According to the report, look at the blink quality and quantity, examine the eyelids for malposition and visually assess the tear meniscus height. Look for signs of anterior and posterior blepharitis. Look at the interpalpebral ocular surface for signs of conjunctival injection, and look at the interpalpebral cornea for any surface abnormality.

Lift up and pull out the upper eyelid, primarily to rule out superior epithelial basement membrane disease and to identify eyelid laxity and floppy eyelid syndrome.

Push on the lower lid margin to express the meibomian glands and assess the quality, quantity, and flow of the meibum. Gland expression can be particularly helpful in identifying patients with nonobvious meibomian gland dysfunction

As it turns out, yes, we did need another algorithm. This one!



Craig JP, et al. Ocul Surf. 2017;doi:10.1016/j.jtos.2017.08.003.

Lemp MA, et al. Am J Ophthalmol. 2011;doi:10.1016/j.ajo.2010.10.032.

Sambursky R, et al. JAMA Ophthalmol. 2013;doi:10.1001/jamaophthalmol.2013.561.

Sambursky R, et al.

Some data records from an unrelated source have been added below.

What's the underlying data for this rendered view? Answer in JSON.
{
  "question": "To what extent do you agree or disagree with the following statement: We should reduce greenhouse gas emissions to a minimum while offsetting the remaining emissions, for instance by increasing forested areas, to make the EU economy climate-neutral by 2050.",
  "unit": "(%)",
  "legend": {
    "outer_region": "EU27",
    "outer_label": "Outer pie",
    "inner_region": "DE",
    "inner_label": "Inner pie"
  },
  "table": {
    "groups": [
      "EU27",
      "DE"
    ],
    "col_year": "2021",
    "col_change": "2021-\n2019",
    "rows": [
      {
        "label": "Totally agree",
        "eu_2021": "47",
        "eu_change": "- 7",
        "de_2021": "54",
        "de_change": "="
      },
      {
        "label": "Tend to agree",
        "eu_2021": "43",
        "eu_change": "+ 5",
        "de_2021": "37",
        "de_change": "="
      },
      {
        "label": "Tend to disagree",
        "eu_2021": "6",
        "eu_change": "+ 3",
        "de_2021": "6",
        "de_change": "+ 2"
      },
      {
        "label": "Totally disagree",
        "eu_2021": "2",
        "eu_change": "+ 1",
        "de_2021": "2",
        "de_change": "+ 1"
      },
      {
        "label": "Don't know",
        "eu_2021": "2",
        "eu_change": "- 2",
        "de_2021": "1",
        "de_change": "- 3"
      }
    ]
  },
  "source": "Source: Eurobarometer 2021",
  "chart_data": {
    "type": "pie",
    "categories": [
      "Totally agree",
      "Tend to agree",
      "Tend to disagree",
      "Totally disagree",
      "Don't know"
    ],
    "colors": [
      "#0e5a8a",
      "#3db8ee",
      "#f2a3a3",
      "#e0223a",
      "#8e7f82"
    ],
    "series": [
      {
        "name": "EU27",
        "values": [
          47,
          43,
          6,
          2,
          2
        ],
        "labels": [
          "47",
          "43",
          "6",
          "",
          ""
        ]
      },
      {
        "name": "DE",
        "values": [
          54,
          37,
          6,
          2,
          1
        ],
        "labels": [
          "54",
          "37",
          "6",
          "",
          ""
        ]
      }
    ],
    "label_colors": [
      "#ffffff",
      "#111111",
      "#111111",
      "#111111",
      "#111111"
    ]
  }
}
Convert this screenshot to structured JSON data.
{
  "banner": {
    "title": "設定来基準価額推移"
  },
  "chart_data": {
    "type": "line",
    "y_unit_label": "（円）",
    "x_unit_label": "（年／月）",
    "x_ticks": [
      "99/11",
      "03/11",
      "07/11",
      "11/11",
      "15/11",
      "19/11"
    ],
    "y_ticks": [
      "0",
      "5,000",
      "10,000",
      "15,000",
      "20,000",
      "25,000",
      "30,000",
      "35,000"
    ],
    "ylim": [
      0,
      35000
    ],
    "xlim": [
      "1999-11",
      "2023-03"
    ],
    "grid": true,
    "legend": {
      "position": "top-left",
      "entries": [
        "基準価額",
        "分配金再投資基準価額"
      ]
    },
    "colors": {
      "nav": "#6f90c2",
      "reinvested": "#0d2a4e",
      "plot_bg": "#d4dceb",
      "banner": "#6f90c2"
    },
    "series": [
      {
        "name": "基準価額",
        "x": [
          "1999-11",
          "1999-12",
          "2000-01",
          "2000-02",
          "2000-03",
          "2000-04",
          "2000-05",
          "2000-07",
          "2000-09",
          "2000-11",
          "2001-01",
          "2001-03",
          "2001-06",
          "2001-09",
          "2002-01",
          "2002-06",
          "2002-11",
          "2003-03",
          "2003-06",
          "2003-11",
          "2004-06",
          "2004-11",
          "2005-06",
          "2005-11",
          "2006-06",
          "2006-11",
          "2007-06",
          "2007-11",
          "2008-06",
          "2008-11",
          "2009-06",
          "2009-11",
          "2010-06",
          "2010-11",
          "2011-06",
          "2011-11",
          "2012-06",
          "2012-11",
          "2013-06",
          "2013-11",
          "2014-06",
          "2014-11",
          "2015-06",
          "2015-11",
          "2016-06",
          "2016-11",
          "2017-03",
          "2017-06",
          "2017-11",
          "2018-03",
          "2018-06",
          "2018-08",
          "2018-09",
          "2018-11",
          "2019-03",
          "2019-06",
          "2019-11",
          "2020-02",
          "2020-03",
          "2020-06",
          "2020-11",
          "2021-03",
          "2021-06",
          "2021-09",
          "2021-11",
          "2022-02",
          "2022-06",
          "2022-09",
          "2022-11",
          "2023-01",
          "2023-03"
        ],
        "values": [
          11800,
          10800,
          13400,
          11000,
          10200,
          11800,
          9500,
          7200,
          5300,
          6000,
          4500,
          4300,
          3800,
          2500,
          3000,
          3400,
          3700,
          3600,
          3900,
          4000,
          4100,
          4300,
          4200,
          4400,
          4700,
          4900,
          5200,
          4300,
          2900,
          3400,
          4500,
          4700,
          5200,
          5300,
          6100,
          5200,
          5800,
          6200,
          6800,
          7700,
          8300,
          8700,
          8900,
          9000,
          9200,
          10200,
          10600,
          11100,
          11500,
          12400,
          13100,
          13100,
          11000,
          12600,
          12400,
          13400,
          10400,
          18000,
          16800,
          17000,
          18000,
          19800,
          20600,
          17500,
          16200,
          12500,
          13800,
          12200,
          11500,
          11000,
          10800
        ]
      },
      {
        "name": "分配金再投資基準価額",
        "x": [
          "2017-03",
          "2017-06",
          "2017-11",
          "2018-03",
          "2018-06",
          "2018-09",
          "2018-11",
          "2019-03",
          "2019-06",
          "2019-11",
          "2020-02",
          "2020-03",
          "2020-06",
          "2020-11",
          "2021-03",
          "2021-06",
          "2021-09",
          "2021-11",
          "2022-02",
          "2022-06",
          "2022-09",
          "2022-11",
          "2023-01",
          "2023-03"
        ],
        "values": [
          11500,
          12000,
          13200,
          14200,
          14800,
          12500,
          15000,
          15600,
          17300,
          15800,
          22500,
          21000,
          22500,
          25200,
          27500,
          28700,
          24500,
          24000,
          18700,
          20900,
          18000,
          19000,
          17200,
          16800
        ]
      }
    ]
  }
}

Cornea. 2014;doi:10.1097/ICO.0000000000000175.

Sullivan BD, et al. Invest Ophthalmol Vis Sci. 2010;doi:10.1167/iovs.10-5390.

Starr CE, et al. J Cataract Refract Surg. 2019;doi:10.1016/j.jcrs.2019.03.023.

The definition and classification of dry eye disease: report of the Definition and Classification Subcommittee of the International Dry Eye WorkShop. Ocul Surf. 2007;5:75–92.